Today (21st May) a coalition of coalitions, working with and for children and young people in England, called on the Children’s Social Care Review to publicly commit to upholding the principles and provisions of the United Nations Convention on the Rights of the Child (UNCRC).

The coalition includes representative bodies with over 150 member organisations and tens of thousands of individual social workers and lawyers across the sector.

Since the Care Review was announced almost six months ago, none of its publications have mentioned ‘rights’ when discussing children and young people.
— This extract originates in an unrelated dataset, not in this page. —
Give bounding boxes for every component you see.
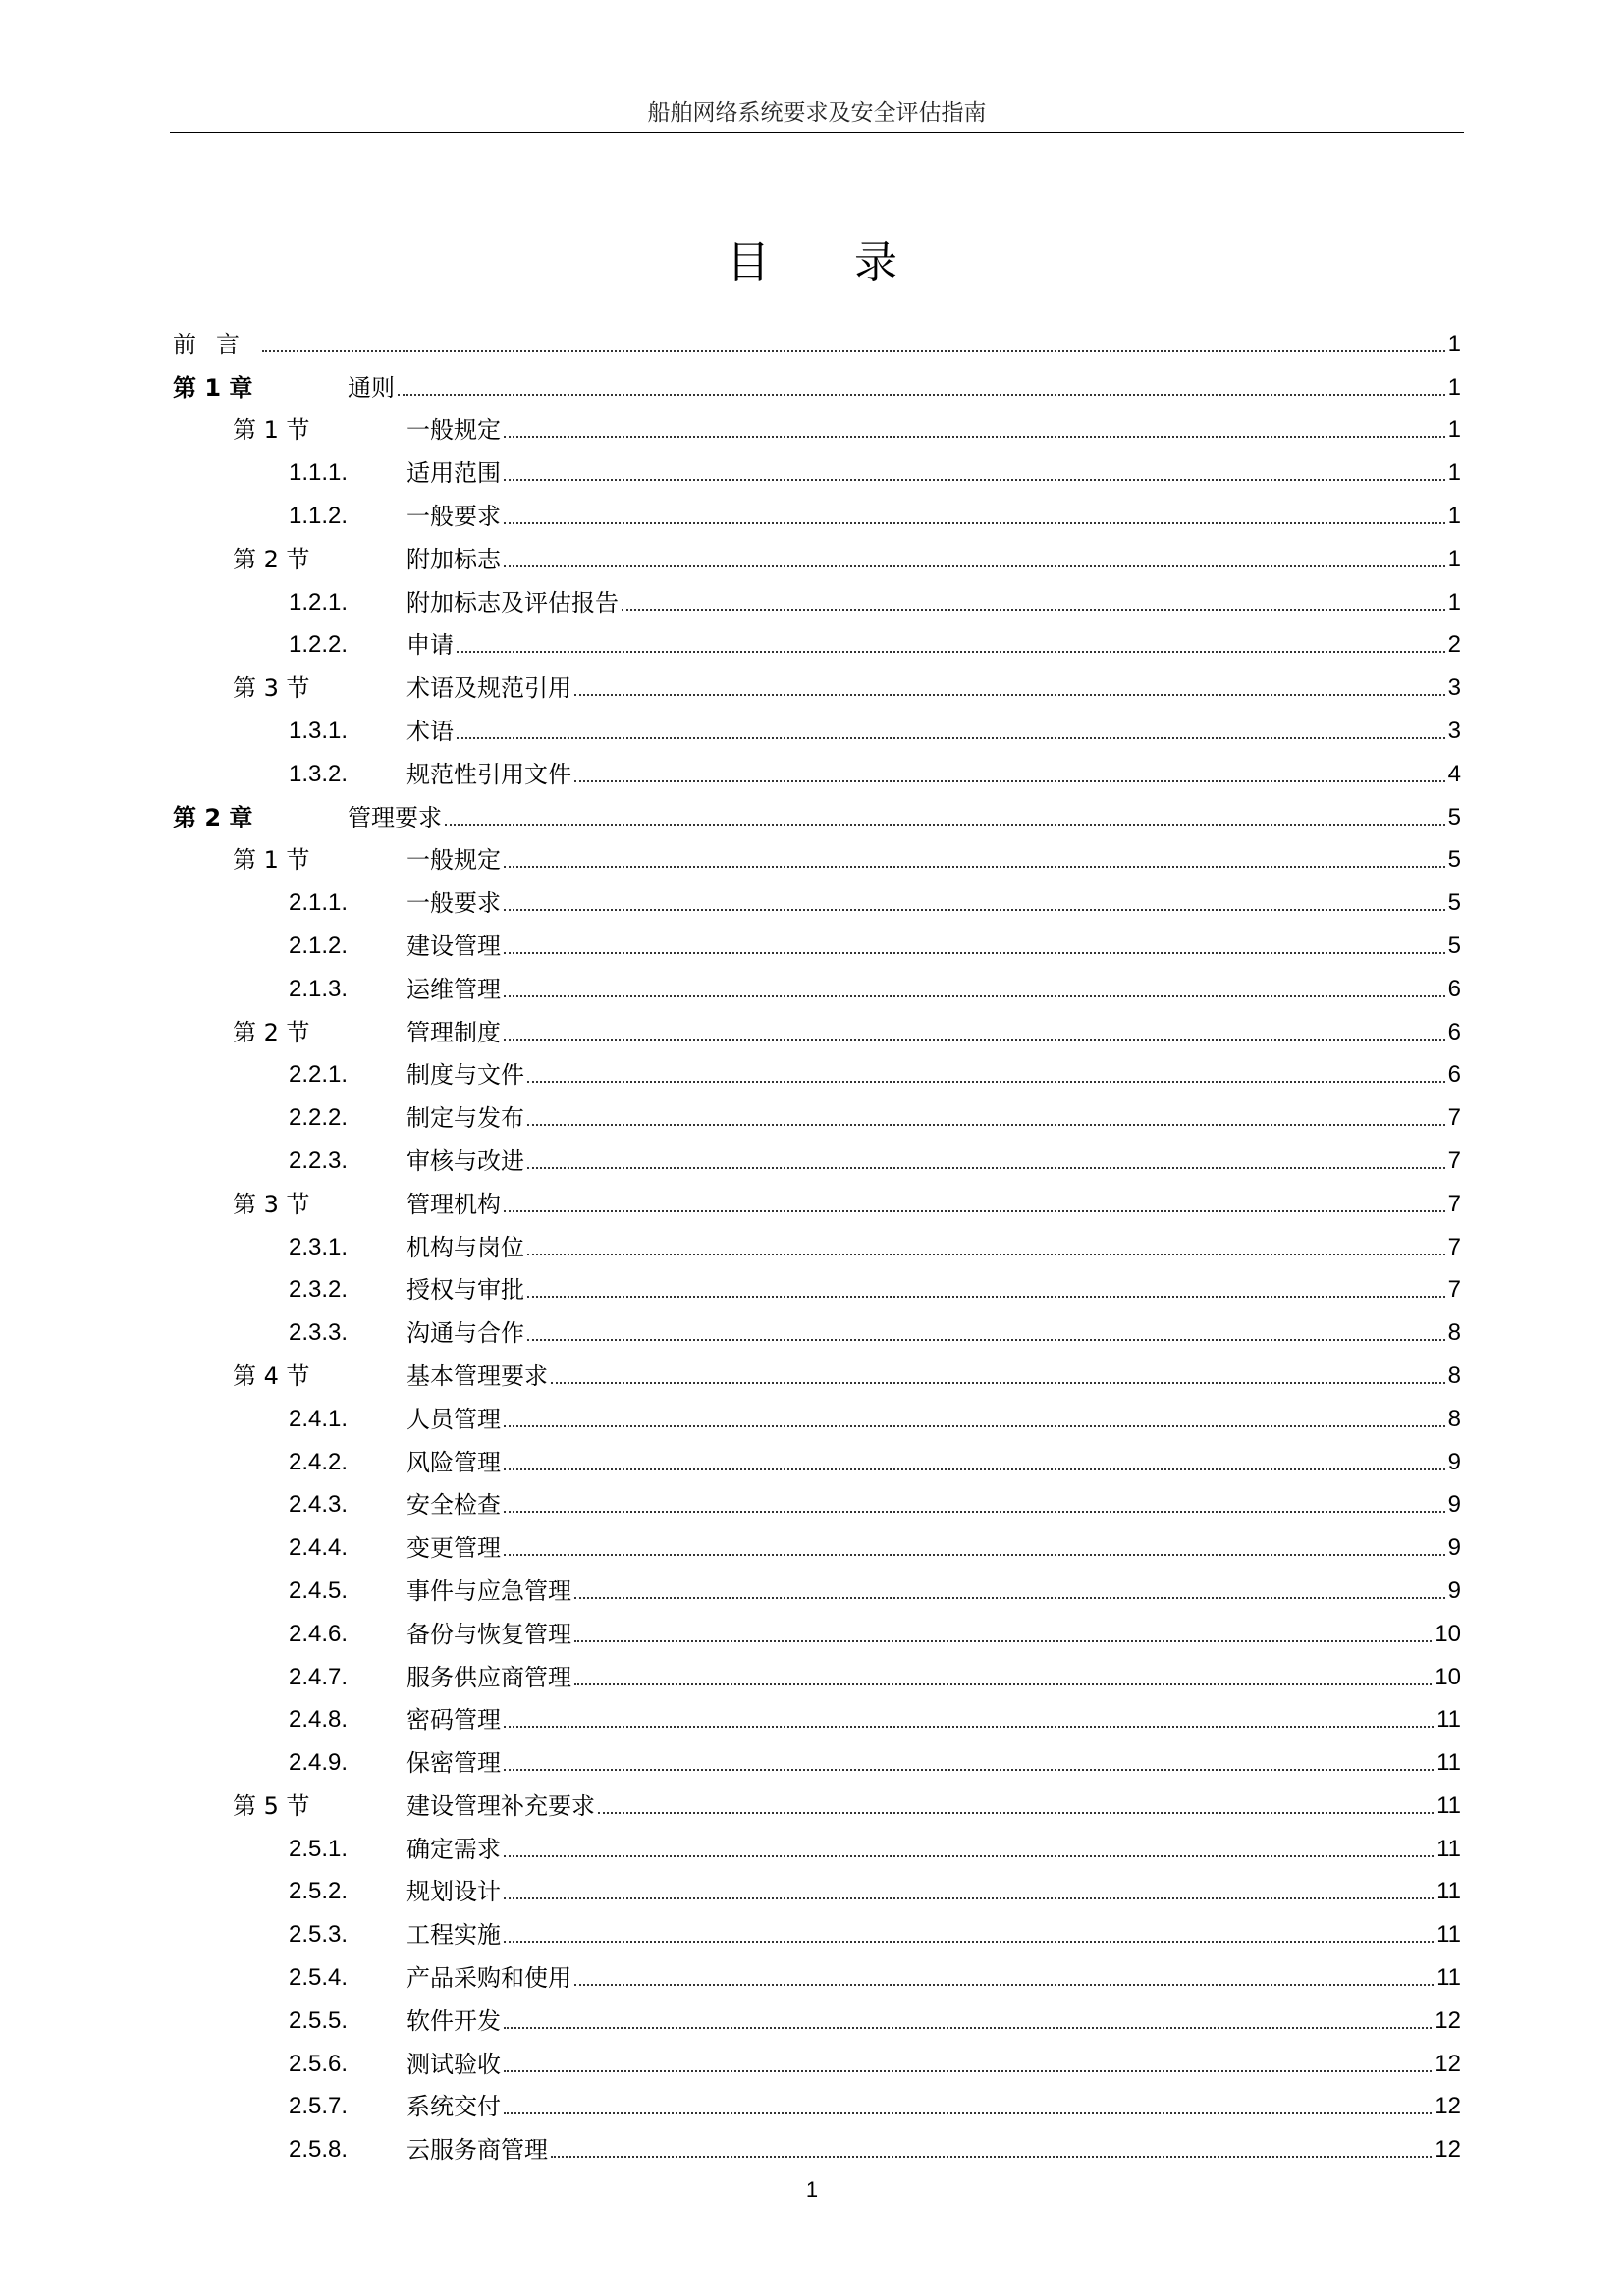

While separately calling on the UK Government to accelerate the process of fully incorporating the UNCRC into domestic law, the coalition has specifically requested that:

  • The review promotes and strengthens children’s rights; a Child Rights Impact Assessment of its own proposals and recommendations would provide an assurance mechanism for this.
  • Children’s rights standards (as expressed in domestic and international law) form the framework of the review.
  • The review refrains from making any recommendations which dilute or delete existing legal protections which children, young people (including care leavers) and families rely upon.
  • Children’s meaningful and effective participation is at heart of the review, informed by the Committee on the Rights of the Child’s comprehensive guidance on implementing Article 12 of the Convention, the child’s right to be heard and taken seriously. This applies to both the review’s working methods and to the recommendations it makes for strengthening children’s rights: all children have the right to express their views freely, to have these given due weight and to be heard and represented in all administrative and judicial proceedings when decisions are being made about them.
  • Children and families benefit from increased legal entitlements and social protection, because of this review; and
  • The review champions government systems and structures which work for children and their families, and all those who care for, protect and support children and young people.

The coalition of coalitions, co-chaired by Ben Twomey (NYAS) and Carolyne Willow (Article 39), will continue to meet to coordinate sector-wide responses to the care review.

Carolyne Willow, Steering Group Member for Together for Children, said “The Convention on the Rights of the Child is the guiding light for ensuring that every child has a happy, fulfilling and safe childhood where they can meet their potential. It respects children for the people they are today, and places obligations on governments to ensure laws, financial decision-making and policies work for children and their families.

“A great many of us have huge concerns about the government’s children’s social care review, fearing it could lead to the further dismantling of local authority care, support and protection and the disappearance of crucial rights and entitlements. To date there’s been no official recognition in the review’s communications of the importance of the Convention. We have asked the chair to adopt this children’s rights framework as a guarantee that the needs and rights of children and their families will prevail. The UK ratified the Convention 30 years ago. It’s brought about tremendous changes for children but we are nowhere near fulfilling its obligations, which is why it’s vital that changes to our children’s social care system are guided by the treaty’s principles and provisions.”

Ben Twomey, Co-Chair of the Alliance for Children in Care and Care Leavers, said “We are united in our call for children’s rights to be at the heart of the care review. We are asking the review team to work with the sector to uphold the principles and provisions of the Convention on the Rights of the Child. A rights-based framework for the review will guarantee this and must be included in the care review’s upcoming case for change.”